Il tema della carenza di personale viene evidenziato anche da Fials (Federazione Italiana Autonomie Locali e Sanità), molto dura nel commentare le polemiche tra l’assessora lombarda al Welfare Letizia Moratti e il Commissario nazionale all’emergenza Domenico Arcuri: “Il match Moratti-Arcuri sul reclutamento mancato di 123 tra medici e infermieri in Regione Lombardia è uno spettacolo indegno. Esprime il conflitto istituzionale di cui soffre il Paese che aspetta di vedere pianificata la campagna vaccinale al più presto, mentre già il Ministero della salute annuncia la fase due per effettuare la quale mancano all’appello migliaia di professionisti”.

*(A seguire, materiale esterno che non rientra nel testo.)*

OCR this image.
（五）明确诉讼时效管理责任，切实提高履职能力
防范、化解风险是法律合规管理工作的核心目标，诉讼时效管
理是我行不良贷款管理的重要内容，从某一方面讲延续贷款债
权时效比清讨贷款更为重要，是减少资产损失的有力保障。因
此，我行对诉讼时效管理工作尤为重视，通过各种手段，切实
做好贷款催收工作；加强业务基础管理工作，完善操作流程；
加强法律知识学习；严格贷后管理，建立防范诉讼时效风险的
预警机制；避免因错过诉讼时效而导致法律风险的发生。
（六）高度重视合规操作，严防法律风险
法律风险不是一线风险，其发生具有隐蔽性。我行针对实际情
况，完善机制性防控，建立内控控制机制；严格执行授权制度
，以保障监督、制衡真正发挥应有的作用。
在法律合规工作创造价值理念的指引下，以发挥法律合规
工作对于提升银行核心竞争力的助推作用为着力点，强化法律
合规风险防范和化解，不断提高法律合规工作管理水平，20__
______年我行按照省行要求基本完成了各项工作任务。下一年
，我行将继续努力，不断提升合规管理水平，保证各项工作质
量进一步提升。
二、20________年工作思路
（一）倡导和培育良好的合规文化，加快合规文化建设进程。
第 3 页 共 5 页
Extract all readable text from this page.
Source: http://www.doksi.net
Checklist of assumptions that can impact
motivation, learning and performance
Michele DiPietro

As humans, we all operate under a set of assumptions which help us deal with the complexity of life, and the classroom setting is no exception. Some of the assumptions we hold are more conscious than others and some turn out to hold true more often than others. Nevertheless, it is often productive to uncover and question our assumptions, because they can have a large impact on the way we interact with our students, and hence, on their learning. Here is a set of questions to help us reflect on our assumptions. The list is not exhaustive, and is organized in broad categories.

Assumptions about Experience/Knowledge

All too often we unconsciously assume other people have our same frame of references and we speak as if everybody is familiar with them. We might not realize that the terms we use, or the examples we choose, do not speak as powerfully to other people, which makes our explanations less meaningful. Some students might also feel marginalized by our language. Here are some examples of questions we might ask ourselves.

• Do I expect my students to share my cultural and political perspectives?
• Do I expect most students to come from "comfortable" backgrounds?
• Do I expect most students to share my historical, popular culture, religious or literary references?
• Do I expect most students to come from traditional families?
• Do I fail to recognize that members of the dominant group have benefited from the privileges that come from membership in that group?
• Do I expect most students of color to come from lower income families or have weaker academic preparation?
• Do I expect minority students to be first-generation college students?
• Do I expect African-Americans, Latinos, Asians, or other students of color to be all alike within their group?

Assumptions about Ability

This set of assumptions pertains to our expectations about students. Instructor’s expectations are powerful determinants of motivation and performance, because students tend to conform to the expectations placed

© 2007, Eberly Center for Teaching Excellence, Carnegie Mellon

“Dove sono le proposte concrete per trovare le soluzioni? Se i territori continuano a lanciare bandi per volontari che lavorino a costo zero, la vedo dura. La questione sollevata ieri è solo la punta dell’iceberg e non è stata risolta con la repentina nota della struttura commissariale che replica di aver destinato alla Lombardia 229 fra medici, infermieri e assistenti sanitari”, afferma il segretario generale Giuseppe Carbone.
“Per uscire dalla palude bisogna assumere subito personale sanitario. Quella che è andata in scena ieri – ribadisce Roberto Gentile, segretario regionale Fials Lombardia – è solo un’operazione di distrazione di massa: Regione e Commissario trovano la pagliuzza conficcata nell’occhio l’una dell’altro per non vedere la trave. La pagliuzza è rappresentata dai 123 reclutamenti che Moratti accusa Arcuri di non aver mandato, che si trasformano poi in 225 (su 229) che in realtà stanno aspettando una visita medica all’Ats prima di prendere servizio. Ma il problema è la carenza di migliaia di professionisti per le vaccinazioni, soprattutto infermieri. E mancheranno sempre di più a causa di un bando nazionale fatto male e preparato senza sentire ordini professionali e parti sociali”.
Sul piano politico, le critiche arrivano dal presidente della Commissione regionale d’Inchiesta sul Covid 19 Gianni Girelli: “Siamo sicuri che il piano vaccinale di massa, il cosiddetto modello-Bertolaso, non sia l’ennesimo annuncio? Naturalmente non dubito che Regione Lombardia stia predisponendo un dossier ad hoc, ma vaccinare 10 milioni di persone significa mettere nero su bianco azioni, numeri di personale disponibile, luoghi fisici dove somministrare le dosi”, afferma il consigliere del Pd.
“E soprattutto come si fa a raggiungere gli anziani che vivono magari in posti isolati? Ricordiamoci che la Lombardia è vasta ed eterogenea e che le persone sopra gli 80 anni, probabilmente impossibilitate a lunghi spostamenti, non vivono solo nelle città capoluogo. Invece che discussioni estenuanti, sfiancanti e davvero inutili, si lavori con i territori e con i comuni per affrontare e risolvere questi problemi”.
“Non sollevo polemiche pretestuose, chiedo però chiarimenti e indicazioni puntuali alle quali non si può rispondere con comunicati stampa. Servono dati, luoghi e date”, conclude Girelli.